Des initiatives comme celles développées par HortiTecNews visent à informer sur ces avancées et à encourager leur adoption. Dans des pays comme la Tunisie, où le secteur agricole est vital, l’exploration de nouvelles technologies pour la production de tomates sans terre, en partenariat avec des acteurs internationaux, pourrait offrir des perspectives économiques intéressantes et renforcer la résilience du pays face aux chocs climatiques. Le Ministère de l’Agriculture tunisien est particulièrement attentif aux innovations qui peuvent améliorer la productivité et la durabilité du secteur.

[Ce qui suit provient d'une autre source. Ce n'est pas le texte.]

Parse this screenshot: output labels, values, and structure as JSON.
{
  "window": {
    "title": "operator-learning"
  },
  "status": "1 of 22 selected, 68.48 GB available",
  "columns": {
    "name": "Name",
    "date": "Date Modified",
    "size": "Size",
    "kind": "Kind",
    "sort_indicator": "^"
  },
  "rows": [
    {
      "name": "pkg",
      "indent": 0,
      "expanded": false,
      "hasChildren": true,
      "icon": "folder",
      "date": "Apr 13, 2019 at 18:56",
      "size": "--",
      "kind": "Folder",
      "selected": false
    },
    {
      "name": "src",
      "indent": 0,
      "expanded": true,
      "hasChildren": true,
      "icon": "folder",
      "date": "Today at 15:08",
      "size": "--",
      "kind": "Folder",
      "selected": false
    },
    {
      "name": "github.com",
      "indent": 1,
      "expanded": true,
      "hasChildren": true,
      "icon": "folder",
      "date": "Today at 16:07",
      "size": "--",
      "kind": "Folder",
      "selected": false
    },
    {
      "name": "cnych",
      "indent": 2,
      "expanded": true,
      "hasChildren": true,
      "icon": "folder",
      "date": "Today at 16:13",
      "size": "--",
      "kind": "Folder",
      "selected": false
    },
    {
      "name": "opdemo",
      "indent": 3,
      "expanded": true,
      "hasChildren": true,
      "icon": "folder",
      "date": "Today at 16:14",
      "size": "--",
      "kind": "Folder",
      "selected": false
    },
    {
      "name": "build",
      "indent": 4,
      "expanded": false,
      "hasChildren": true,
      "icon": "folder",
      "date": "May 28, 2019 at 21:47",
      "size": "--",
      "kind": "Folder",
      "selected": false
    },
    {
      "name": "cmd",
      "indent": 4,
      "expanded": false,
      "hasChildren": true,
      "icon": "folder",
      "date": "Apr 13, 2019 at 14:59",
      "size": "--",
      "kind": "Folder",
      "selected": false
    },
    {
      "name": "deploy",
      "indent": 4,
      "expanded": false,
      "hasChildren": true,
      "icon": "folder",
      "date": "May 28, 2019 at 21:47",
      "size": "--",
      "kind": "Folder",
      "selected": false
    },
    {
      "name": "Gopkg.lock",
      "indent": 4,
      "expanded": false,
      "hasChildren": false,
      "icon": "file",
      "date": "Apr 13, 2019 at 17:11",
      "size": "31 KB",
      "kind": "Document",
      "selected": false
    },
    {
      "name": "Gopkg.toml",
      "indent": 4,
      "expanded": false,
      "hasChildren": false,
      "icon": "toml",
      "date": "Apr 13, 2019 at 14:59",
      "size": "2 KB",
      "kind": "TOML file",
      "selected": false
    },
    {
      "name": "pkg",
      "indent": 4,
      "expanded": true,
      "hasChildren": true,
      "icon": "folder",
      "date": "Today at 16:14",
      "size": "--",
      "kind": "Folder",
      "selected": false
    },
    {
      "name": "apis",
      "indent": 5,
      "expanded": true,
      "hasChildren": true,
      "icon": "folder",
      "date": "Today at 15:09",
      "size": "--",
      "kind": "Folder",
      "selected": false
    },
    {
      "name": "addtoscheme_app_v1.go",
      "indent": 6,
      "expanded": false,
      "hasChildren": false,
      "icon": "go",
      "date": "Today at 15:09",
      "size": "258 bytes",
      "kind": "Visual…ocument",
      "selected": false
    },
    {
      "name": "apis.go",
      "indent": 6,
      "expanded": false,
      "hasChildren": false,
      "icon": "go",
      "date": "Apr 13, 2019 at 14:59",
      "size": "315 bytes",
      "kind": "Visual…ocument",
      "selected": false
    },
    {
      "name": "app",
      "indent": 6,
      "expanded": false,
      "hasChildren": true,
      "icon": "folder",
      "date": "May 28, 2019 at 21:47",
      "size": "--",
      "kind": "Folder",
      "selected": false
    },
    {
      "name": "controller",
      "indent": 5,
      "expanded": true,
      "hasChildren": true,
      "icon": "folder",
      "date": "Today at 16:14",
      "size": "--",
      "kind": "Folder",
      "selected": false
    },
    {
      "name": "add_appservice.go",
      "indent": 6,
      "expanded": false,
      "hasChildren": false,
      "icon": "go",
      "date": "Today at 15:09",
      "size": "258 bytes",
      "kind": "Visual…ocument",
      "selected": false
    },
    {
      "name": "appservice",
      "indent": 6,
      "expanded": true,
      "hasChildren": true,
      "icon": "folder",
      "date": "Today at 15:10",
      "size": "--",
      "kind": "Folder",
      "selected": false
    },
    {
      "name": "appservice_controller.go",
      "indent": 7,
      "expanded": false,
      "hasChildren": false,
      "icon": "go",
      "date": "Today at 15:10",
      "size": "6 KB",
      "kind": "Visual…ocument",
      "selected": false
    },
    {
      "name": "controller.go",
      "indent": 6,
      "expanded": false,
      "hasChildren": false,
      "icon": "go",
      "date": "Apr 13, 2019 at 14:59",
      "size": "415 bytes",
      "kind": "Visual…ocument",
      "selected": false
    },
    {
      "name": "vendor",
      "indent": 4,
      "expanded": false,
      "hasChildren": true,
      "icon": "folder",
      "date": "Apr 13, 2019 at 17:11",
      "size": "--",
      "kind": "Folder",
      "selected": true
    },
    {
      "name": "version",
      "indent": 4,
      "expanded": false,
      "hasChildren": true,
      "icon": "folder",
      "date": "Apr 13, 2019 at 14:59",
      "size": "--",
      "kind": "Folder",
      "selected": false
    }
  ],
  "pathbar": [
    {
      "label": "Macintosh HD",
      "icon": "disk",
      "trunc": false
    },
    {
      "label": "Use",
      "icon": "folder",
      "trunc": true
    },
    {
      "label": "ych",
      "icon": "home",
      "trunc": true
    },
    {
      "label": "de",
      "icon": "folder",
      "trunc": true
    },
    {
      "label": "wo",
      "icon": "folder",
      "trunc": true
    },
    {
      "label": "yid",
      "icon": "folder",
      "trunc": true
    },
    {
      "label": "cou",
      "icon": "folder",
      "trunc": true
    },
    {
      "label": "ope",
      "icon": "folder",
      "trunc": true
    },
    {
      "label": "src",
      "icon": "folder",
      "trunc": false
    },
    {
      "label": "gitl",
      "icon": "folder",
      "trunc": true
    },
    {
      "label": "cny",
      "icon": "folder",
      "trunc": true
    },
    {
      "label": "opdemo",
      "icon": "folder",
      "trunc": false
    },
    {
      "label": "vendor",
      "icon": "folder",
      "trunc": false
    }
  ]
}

Les alternatives pour les producteurs
Face aux défis croissants de l’agriculture conventionnelle, les producteurs de tomates ont plusieurs options. Pour ceux qui souhaitent rester dans la culture traditionnelle, l’accent doit être mis sur l’optimisation des ressources existantes. Cela peut passer par l’adoption de techniques d’irrigation plus efficaces, comme le goutte-à-goutte, l’amélioration de la qualité des sols par des amendements organiques, et la mise en place de stratégies de lutte intégrée contre les ravageurs et les maladies pour réduire l’utilisation de pesticides. La diversification des cultures peut également aider à répartir les risques.
Pour les producteurs qui envisagent une transition vers la culture hors-sol, plusieurs systèmes s’offrent à eux, allant de la culture hydroponique sur substrat inerte (laine de roche, coco) à des systèmes plus avancés comme celui utilisant des hydrogels. Ces alternatives, bien qu’elles impliquent des investissements et une courbe d’apprentissage, offrent des avantages considérables en termes de rendement, de qualité et de consommation d’eau. La recherche de financements et l’accompagnement technique sont essentiels pour réussir cette transition.
FAQ sur la crise actuelle
Pourquoi le prix de la tomate augmente-t-il ?
L’augmentation du prix de la tomate s’explique par une conjonction de facteurs : les conditions météorologiques extrêmes qui réduisent les rendements, la hausse des coûts des intrants (énergie, engrais, transport), la dégradation des sols qui limite la production dans certaines régions, et une demande mondiale soutenue. Les méthodes de production innovantes, comme les tomates sans terre, peuvent contribuer à stabiliser les prix à long terme en assurant une production plus prévisible et moins dépendante des aléas climatiques.
Quels sont les avantages des tomates sans terre ?
Les tomates sans terre offrent plusieurs avantages significatifs : une réduction drastique de la consommation d’eau, l’élimination du besoin d’utiliser des pesticides grâce à un environnement contrôlé, des rendements plus élevés et plus constants, la possibilité de cultiver dans des zones où la terre est impropre ou inexistante, et une qualité gustative et nutritionnelle souvent améliorée. Ces atouts en font une solution pertinente pour l’avenir de l’agriculture.
La culture sans terre est-elle coûteuse ?
La culture sans terre peut impliquer un investissement initial plus élevé pour la mise en place des infrastructures (serres, systèmes d’irrigation, supports de culture). Cependant, sur le long terme, les économies réalisées sur la consommation d’eau, les intrants (engrais, pesticides) et la réduction des pertes dues aux aléas climatiques peuvent rendre cette méthode économiquement viable, voire plus rentable que la culture traditionnelle, notamment pour les produits à forte valeur ajoutée comme les tomates sans terre de qualité supérieure.